This is a true story. Back in my market research days, 20-some years ago now, I watched one of my friends and colleagues (call him Fred) present a market forecast to a committee of IBM executives. They objected to his numbers, which seemed way off of what they expected, which was also what they’d received from competing market research companies.
The pause that followed seemed to me to take forever. I watched with excruciating pain as the IBM executives in the room exchanged glances. I was sure they thought we were idiots; and expensive idiots too.
It was probably only a second, maybe two. Fred, thank goodness, was a seasoned veteran of this kind of moment, an alumnus of Stanford Research Institute with a lot of degrees and a lot of experience. He responded immediately. “Oh, that’s because we define the market differently,” he said, quickly and confidently. Then he started asking questions. “How do you define PCs? Does the processor make a difference?” Our clients seemed bewildered first, then apologetic. Fred resumed his presentation. We were home free.
What I knew, but kept to myself, was that Fred had changed definitions as quickly as a carnival con man changes peas underneath walnut shells. There’s sleight of the hand and sleight of the definitions. Definitions are a market research consultant’s best friend.
Which brings me to the subject of metrics. By that I mean numbers, measurement, a scorecard. People want to see how they’re doing and we’re used to scores in numbers. I’ve posted on this blog before about the importance of metrics, which drive accountability into planning and management. Metrics are to management what mortar is to a brick wall. How can you have accountability if you can’t measure performance?
In three ways to make your employees miserable I quoted author Patrick Lencioni saying that employees need, deserve, and want metrics. Earlier I had posted the magic of metrics, about how much I like metrics in my own work life.
My story here is about another side of metrics, the pliability of metrics. There’s an old quote, attributed to Mark Twain, Alfred Marshall, or Benjamin Disraeli: “There are three types of lies: lies, damn lies, and statistics.”

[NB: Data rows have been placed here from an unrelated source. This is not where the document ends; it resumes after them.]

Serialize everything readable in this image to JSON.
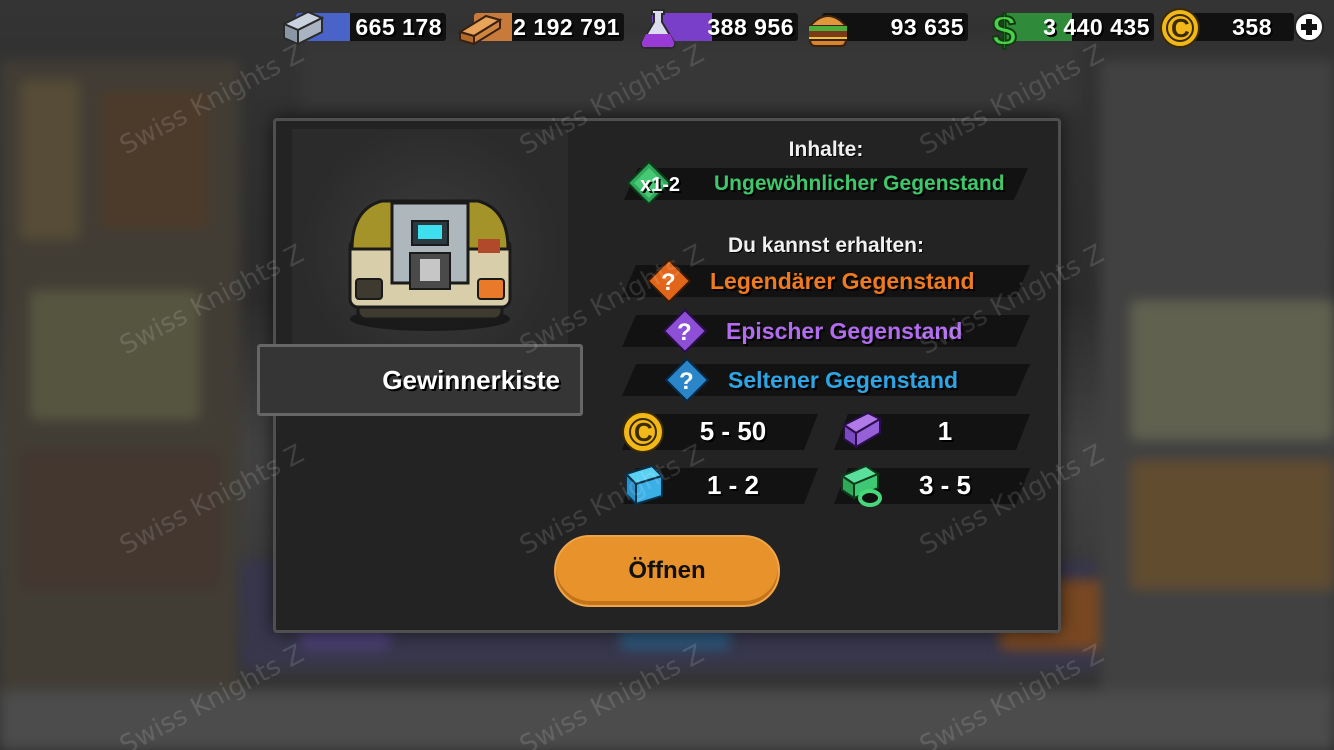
{
  "resources": [
    {
      "name": "steel-icon",
      "value": "665 178",
      "color": "#4a63c9"
    },
    {
      "name": "wood-icon",
      "value": "2 192 791",
      "color": "#c77a3a"
    },
    {
      "name": "potion-icon",
      "value": "388 956",
      "color": "#7a3fc9"
    },
    {
      "name": "burger-icon",
      "value": "93 635",
      "color": "#3a3a3a"
    },
    {
      "name": "dollar-icon",
      "value": "3 440 435",
      "color": "#2f8a3a"
    },
    {
      "name": "coin-icon",
      "value": "358",
      "color": "#3a3a3a"
    }
  ],
  "watermark": "Swiss Knights Z",
  "modal": {
    "chest_name": "Gewinnerkiste",
    "contents_title": "Inhalte:",
    "guaranteed": {
      "qty": "x1-2",
      "label": "Ungewöhnlicher Gegenstand",
      "color": "#3ec86a"
    },
    "possible_title": "Du kannst erhalten:",
    "possible": [
      {
        "label": "Legendärer Gegenstand",
        "color": "#f07a1e",
        "gem": "#e2661a"
      },
      {
        "label": "Epischer Gegenstand",
        "color": "#b36cf0",
        "gem": "#8c4fd6"
      },
      {
        "label": "Seltener Gegenstand",
        "color": "#2ea6e6",
        "gem": "#2a86c8"
      }
    ],
    "rewards": [
      {
        "icon": "coin-icon",
        "value": "5 - 50"
      },
      {
        "icon": "purple-blueprint-icon",
        "value": "1"
      },
      {
        "icon": "blue-blueprint-icon",
        "value": "1 - 2"
      },
      {
        "icon": "green-blueprint-icon",
        "value": "3 - 5"
      }
    ],
    "open_label": "Öffnen"
  },
  "colors": {
    "button": "#e7922a",
    "modal_bg": "#232323"
  }
}
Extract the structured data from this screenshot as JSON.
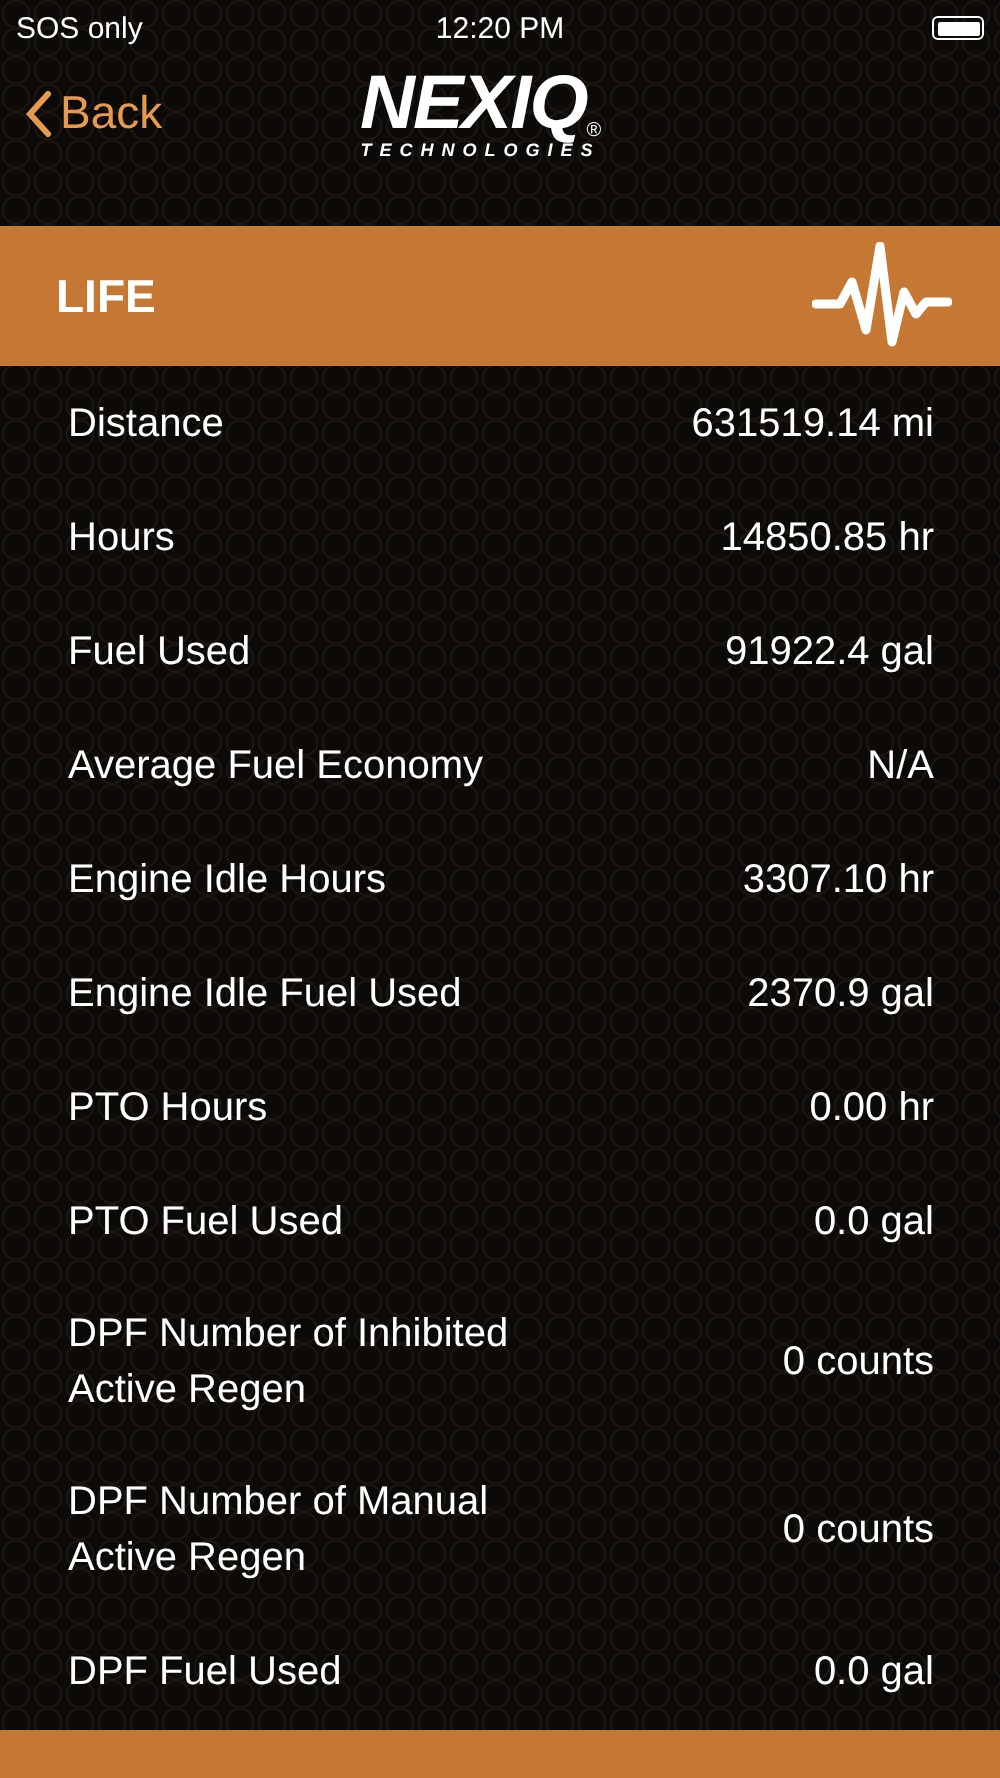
{
  "status_bar": {
    "carrier": "SOS only",
    "time": "12:20 PM"
  },
  "nav": {
    "back": "Back",
    "logo": {
      "name": "NEXIQ",
      "registered": "®",
      "subtitle": "TECHNOLOGIES"
    }
  },
  "section": {
    "title": "LIFE"
  },
  "rows": [
    {
      "label": "Distance",
      "value": "631519.14 mi"
    },
    {
      "label": "Hours",
      "value": "14850.85 hr"
    },
    {
      "label": "Fuel Used",
      "value": "91922.4 gal"
    },
    {
      "label": "Average Fuel Economy",
      "value": "N/A"
    },
    {
      "label": "Engine Idle Hours",
      "value": "3307.10 hr"
    },
    {
      "label": "Engine Idle Fuel Used",
      "value": "2370.9 gal"
    },
    {
      "label": "PTO Hours",
      "value": "0.00 hr"
    },
    {
      "label": "PTO Fuel Used",
      "value": "0.0 gal"
    },
    {
      "label": "DPF Number of Inhibited Active Regen",
      "value": "0 counts"
    },
    {
      "label": "DPF Number of Manual Active Regen",
      "value": "0 counts"
    },
    {
      "label": "DPF Fuel Used",
      "value": "0.0 gal"
    }
  ]
}
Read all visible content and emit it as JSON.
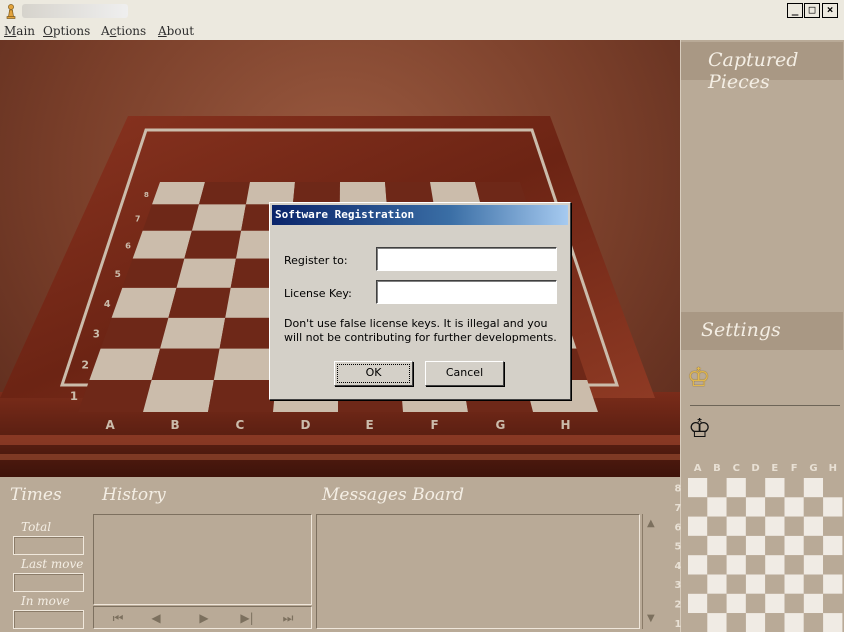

Sometimes we manufacture truth to fit our purposes. It’s not necessarily bad. When our Palo Alto Software soccer team went 8-1 in the city league last year we called a local trophy shop and ordered our own trophy, which most of the players assumed was given by the league for finishing in first place (and if this is you reading this, sorry, we thought you deserved it). This gets particularly interesting when we do this with the metrics that are built into our management.
That comes to mind today for the juxtaposition of a story in the New York Times and a post by Seth Godin. In How Many Site Hits? Depends Who’s Counting, Louise Story reports on widely varying ranges of traffic statistics on different websites, depending on the source.
…big media companies — including Time Warner, The Financial Times and The New York Times — are equally frustrated that their counts of Web visitors keep coming in vastly higher than those of the tracking companies. There are many reasons for the differences (such as how people who use the Web at home and at the office are counted), but the upshot is the same: the growth of online advertising is being stunted, industry executives say, because nobody can get the basic visitor counts straight.
I do remember that in the old days of the dot-com boom we could manipulate definitions to change Web traffic numbers. For example, there were visits, visitors, unique visitors, unique visits, page views, hits, lots of different but related numbers. Of course the true measure was sales, but even with sales, did we count returns? Did the month end at midnight of the last day of the month, when orders were made, or when the orders were tallied and posted? There’s always some wiggle room.
In his post “The New York Times Bestseller List”, Seth Godin points out that the New York Times is manipulating the list to serve various purposes. But, he adds,
The best part… it doesn’t matter. Cumulative advantage is so powerful that even though the accurate reports of book sales often completely contradict the Times list, authors and others still obsess over it. We’re always looking for clues, especially in crowded markets.
The easy answer to this puzzle is consistency. Measure performance by one consistently applied measure, without making it matter much which measure you use, but stick to the same measure so you can see change over time. In the real world, however, even those consistent measures over time are subject to change.
Fred, the market researcher in my opening story, was in his early fifties when I was working at Creative Strategies, myself in my early thirties, and he taught me a thing or two. One of them was his use of the term SWAG as a data source. SWAG stands for “scientific wild-ass guess.”